Have a gander at the Garmin data here.
It’s that time of the week again for another entry from Mark Remy’s The Runner’s Rule Book (it’s quite fitting given what I’ve been writing about this week):
Know your pace
I have a colleague who loves to innocently invite me and other hapless Runner’s World staffers out for “easy” lunchtime runs that invariably turn into sub-7 minute pace gasp fests. And like Charlie Brown trusting Lucy (yet again) to hold the football, hoping against hope that this time she’ll stay true to her word, we always end up flat on our backs, hurting and cursing our naivety.

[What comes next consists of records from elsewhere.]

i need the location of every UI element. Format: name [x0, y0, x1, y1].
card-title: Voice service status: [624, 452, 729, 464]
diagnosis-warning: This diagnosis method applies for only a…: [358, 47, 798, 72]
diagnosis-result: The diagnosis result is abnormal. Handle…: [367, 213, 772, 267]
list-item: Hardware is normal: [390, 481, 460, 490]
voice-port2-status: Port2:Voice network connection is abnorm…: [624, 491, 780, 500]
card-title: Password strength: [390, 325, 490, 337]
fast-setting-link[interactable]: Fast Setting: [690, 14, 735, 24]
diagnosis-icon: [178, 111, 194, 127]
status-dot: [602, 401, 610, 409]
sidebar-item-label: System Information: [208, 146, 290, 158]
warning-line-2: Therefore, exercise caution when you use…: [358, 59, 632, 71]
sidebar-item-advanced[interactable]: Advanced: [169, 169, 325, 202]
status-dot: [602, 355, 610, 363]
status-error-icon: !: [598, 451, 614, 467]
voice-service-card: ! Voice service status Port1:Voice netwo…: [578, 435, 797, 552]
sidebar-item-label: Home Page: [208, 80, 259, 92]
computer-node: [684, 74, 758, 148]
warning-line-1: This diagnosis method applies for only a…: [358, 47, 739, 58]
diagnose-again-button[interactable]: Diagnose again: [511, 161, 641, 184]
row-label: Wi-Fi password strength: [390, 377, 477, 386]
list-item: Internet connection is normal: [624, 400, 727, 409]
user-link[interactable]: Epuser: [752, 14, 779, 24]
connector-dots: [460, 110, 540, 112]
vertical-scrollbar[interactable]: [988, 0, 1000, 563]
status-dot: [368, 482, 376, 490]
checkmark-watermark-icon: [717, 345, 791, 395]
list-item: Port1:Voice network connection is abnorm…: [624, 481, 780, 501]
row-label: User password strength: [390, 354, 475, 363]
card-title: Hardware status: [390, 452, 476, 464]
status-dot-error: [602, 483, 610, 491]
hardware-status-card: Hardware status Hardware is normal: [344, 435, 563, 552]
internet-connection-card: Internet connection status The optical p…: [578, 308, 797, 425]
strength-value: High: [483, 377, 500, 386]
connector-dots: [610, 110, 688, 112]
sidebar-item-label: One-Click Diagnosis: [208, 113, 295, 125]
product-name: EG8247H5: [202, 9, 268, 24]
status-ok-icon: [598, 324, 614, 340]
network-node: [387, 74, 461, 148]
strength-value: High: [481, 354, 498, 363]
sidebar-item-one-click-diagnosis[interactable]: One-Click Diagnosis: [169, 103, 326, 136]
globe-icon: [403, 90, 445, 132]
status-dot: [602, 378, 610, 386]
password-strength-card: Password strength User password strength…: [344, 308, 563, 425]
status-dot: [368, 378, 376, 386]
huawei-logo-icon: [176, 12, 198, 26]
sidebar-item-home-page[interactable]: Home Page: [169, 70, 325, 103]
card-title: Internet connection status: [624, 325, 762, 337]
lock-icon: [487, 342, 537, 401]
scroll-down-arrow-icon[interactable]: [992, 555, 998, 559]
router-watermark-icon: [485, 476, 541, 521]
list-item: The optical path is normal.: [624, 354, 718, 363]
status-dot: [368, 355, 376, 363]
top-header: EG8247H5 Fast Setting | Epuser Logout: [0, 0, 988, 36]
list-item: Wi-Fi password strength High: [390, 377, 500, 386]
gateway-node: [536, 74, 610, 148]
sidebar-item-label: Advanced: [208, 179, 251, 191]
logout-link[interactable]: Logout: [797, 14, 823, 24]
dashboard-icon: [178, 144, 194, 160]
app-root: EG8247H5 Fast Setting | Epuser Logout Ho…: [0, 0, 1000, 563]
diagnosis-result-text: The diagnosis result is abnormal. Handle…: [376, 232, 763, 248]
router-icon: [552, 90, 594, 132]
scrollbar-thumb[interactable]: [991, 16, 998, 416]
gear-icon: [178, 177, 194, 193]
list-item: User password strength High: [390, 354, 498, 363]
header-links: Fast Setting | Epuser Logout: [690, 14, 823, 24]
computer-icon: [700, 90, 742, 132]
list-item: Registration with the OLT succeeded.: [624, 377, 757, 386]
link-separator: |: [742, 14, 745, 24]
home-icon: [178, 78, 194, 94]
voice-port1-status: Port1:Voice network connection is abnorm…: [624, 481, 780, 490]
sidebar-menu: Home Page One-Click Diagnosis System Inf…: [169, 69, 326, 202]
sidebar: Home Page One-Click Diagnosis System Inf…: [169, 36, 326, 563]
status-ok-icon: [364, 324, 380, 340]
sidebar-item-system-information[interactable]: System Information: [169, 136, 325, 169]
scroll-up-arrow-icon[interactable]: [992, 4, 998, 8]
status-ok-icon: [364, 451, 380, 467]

It’s not her fault. She’s so fast that her “easy” just happens to be our “tempo pace”. (Did I mention that this colleague is an Olympic Marathon Trials qualifier?) Really, we’ve got no one to blame but ourselves. And it does wind up being a great workout, whether we were scheduled for one or not.
But in general, please: if you ask a friend to join you for an “easy” run, it’s no fair to take her out and clobber her at 10k pace. Equally uncool: inviting someone to accompany you on a “short” run, then dragging him along on an out and back 12 miler. If you don’t know each other well enough to understand implicitly what “easy” and “hard”, “short” and “long” mean, then make it explicit: say, “I’m going to go 4 or 5 miles at around 8:30 pace. Wanna come?” Then stick to the plan.